As with the Baratza Virtuoso, a lot of effort has gone into reducing the risk of heat transfer during grinding. The results are even more impressive, with the Infinity grinding at a best-in-class 420 revolutions per minute as standard.
It grinds using conical steel burrs, made in Switzerland. These can be easily removed from the machine for cleaning. (If you enjoy dark roasts, this will be particularly important. The oil on the surface of the beans can coat the burrs and impair grinding over time.)
To further help with maintenance, the Infinity also comes with its own brush pack and cleaning solution.
It also seems to cope well with coarser settings, where rival grinders sometimes struggle. That’s going to be particularly important if you’re making coffee with a French press.
So are there any downsides?
Well, there aren’t as many grind size options here as with some other machines. You’ll be able to choose from just 16 settings. They do, however, go all the way from coarse through to fine enough for Turkish coffee.
#6 DeLonghi America KG521 Dedica Review
Another machine that uses stainless steel conical burrs, the DeLonghi America has some interesting features.
To start with, it’s one of the few models that has an LCD screen. Push a button and it will let you select the number of cups you want to brew and the grind setting.
There’s a choice of 18 different grind consistencies. And if you can’t remember which one you want, help is at hand. A useful gauge on top of the machine matches settings to brewing styles.
You can also choose from three different brew strengths. Select from light, normal or strong, and the grinder will dispense the right amount of coffee. It can grind enough for 14 cups in a single go, and the grounds container will hold the same amount.
And if you want to make espresso, you can lock in your portafilter and grind the coffee straight into it. The portafilter holder also has its own little compartment at the bottom of the machine. So there’s no need to root about in kitchen drawers when you want to use it.
The bean hopper will hold 12 ounces of beans. And when you need to do some maintenance, the upper burr can be removed for easy cleaning.
All in all, this is a well thought out machine. One disappointment is that the bean hopper and grounds container are made of plastic, not glass. As a result, there’s some static which makes the beans and grounds cling to the sides.

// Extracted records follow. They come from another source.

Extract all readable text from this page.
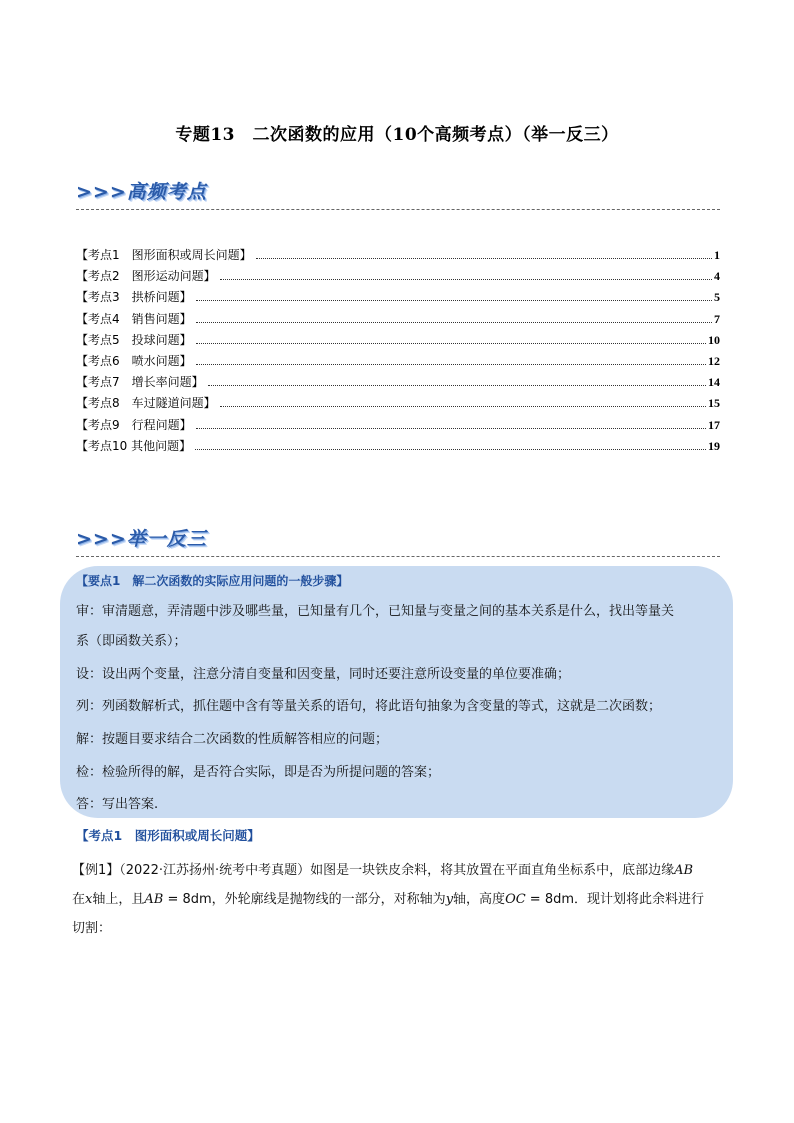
专题13　二次函数的应用（10个高频考点）（举一反三）
>>>高频考点
【考点1　图形面积或周长问题】	1
【考点2　图形运动问题】	4
【考点3　拱桥问题】	5
【考点4　销售问题】	7
【考点5　投球问题】	10
【考点6　喷水问题】	12
【考点7　增长率问题】	14
【考点8　车过隧道问题】	15
【考点9　行程问题】	17
【考点10 其他问题】	19
>>>举一反三
【要点1　解二次函数的实际应用问题的一般步骤】
审：审清题意，弄清题中涉及哪些量，已知量有几个，已知量与变量之间的基本关系是什么，找出等量关
系（即函数关系）；
设：设出两个变量，注意分清自变量和因变量，同时还要注意所设变量的单位要准确；
列：列函数解析式，抓住题中含有等量关系的语句，将此语句抽象为含变量的等式，这就是二次函数；
解：按题目要求结合二次函数的性质解答相应的问题；
检：检验所得的解，是否符合实际，即是否为所提问题的答案；
答：写出答案.
【考点1　图形面积或周长问题】
【例1】（2022·江苏扬州·统考中考真题）如图是一块铁皮余料，将其放置在平面直角坐标系中，底部边缘AB
在x轴上，且AB = 8dm，外轮廓线是抛物线的一部分，对称轴为y轴，高度OC = 8dm．现计划将此余料进行
切割：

Our overall winner from this round-up is the Capresso Infinity. Yes, it’s only got 16 grind settings – but if they’re grinding smoothly, that’s surely enough for most of us. And if your favorite coffee comes in a French press, the coarser grind settings are reported to work well.
It’s also a convenient size to sit on your kitchen counter. With removable stainless steel burrs to aid cleaning, it should give you good service for years to come.